MV500 is exclusively targeted to those intermediate stage violin students who are ready to take off their training wheels and explore the full potential of their violins.

Pros

  • Exceptional sound quality for a relatively lower price
  • The luxurious design adds up to the value of the violin

Cons

  • The flaming on the back doesn’t match the front quite well

Mendini MV650 Violin

Last but not least, arriving from the top of the shelf, the MV650 is the highest tier violin offered by Mendini’s MV series.

Packed with tons of features, highest caliber elements, and impeccable sound quality, the Mendini MV650 really lives up to the Mendini’s flagship title it holds.

It provides the ultimate level of luxury as well as the greatest level of detail in one piece of a magnificent violin.

The Mendini MK500 violin back is all hand-carved of maple wood in addition to being all fitted with ebony pieces,

Moreover, Mendini took the level of attention to detail to a whole new level with the MK500 violin, they’ve detailed carving almost everywhere on the violin, including the tuning pegs and the end pins of the violin.

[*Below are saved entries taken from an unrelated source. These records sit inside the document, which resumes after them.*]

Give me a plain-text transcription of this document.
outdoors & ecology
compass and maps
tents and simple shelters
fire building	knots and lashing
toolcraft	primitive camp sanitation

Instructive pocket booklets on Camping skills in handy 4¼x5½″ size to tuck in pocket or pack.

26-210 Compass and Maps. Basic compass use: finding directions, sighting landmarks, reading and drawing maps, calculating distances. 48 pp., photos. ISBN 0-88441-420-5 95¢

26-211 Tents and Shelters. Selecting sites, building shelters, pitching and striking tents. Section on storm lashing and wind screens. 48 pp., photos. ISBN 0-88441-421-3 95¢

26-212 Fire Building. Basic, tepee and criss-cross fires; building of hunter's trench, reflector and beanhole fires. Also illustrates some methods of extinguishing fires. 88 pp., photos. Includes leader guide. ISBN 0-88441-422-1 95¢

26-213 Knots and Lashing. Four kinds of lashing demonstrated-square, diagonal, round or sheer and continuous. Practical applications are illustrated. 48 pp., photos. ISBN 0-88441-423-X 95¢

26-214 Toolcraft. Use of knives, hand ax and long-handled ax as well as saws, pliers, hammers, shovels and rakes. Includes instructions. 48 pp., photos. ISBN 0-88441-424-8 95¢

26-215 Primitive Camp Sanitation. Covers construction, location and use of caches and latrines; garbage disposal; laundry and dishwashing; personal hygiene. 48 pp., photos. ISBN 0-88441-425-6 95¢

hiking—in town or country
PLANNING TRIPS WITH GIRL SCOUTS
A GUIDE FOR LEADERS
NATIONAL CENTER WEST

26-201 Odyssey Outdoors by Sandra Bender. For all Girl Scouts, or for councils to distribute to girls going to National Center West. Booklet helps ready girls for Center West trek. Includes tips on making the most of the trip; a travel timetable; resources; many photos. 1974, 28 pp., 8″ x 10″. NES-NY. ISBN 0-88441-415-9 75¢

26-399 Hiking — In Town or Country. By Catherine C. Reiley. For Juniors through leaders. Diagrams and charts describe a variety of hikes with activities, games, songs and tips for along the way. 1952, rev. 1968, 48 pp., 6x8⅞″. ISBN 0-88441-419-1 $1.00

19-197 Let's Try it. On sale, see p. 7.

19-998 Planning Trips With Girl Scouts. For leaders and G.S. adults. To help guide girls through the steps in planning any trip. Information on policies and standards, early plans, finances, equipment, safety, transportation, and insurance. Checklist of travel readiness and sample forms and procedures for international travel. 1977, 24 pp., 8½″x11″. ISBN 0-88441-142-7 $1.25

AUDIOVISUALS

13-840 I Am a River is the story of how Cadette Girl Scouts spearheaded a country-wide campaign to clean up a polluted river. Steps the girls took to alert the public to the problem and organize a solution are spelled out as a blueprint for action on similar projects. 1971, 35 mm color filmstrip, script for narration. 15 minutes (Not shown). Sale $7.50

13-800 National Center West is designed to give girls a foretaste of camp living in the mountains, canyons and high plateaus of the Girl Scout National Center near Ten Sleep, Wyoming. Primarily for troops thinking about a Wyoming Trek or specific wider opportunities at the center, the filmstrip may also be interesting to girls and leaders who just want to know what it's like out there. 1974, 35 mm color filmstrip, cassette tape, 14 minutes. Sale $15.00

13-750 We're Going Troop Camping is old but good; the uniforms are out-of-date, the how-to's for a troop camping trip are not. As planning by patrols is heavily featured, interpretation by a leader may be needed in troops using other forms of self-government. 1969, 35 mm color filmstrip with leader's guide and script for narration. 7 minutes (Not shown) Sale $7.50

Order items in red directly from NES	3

The mother of pearl inlay along with the signature flamed finish and the gold plated pins give a full sense of antiquity and extravagance to the MV650.

Regarding the sound quality, the MV650 is as radiant as it gets, the harmonious tone it produces really differs from any of the previous models of Mendini’s MV series.

Finally, as Mendini’s MV series always presents, they come with a fitting compact case, two brazilwood bows, rosin cakes, shoulder, and chin rests, all with a free Cecilio 92D string toner with a metronome and one-year warranty.

Pros

  • The violin looks even better in real life than its pictures
  • The music quality is unrivaled in terms of quality and depth

Cons

  • The fingerboard slightly points to the left and not exactly centered, which takes time to get used to.

Wrap Up

Mendini violins are diverse and every model’s features vary widely, this can even make the same feature in a model charming to some and upsetting for others.

In fact, this can be the best part of Mendini’s violins, they can target different audiences for each one of their violins, all the while having the perfect mix between some signature Mendini features, and custom features for each of their models.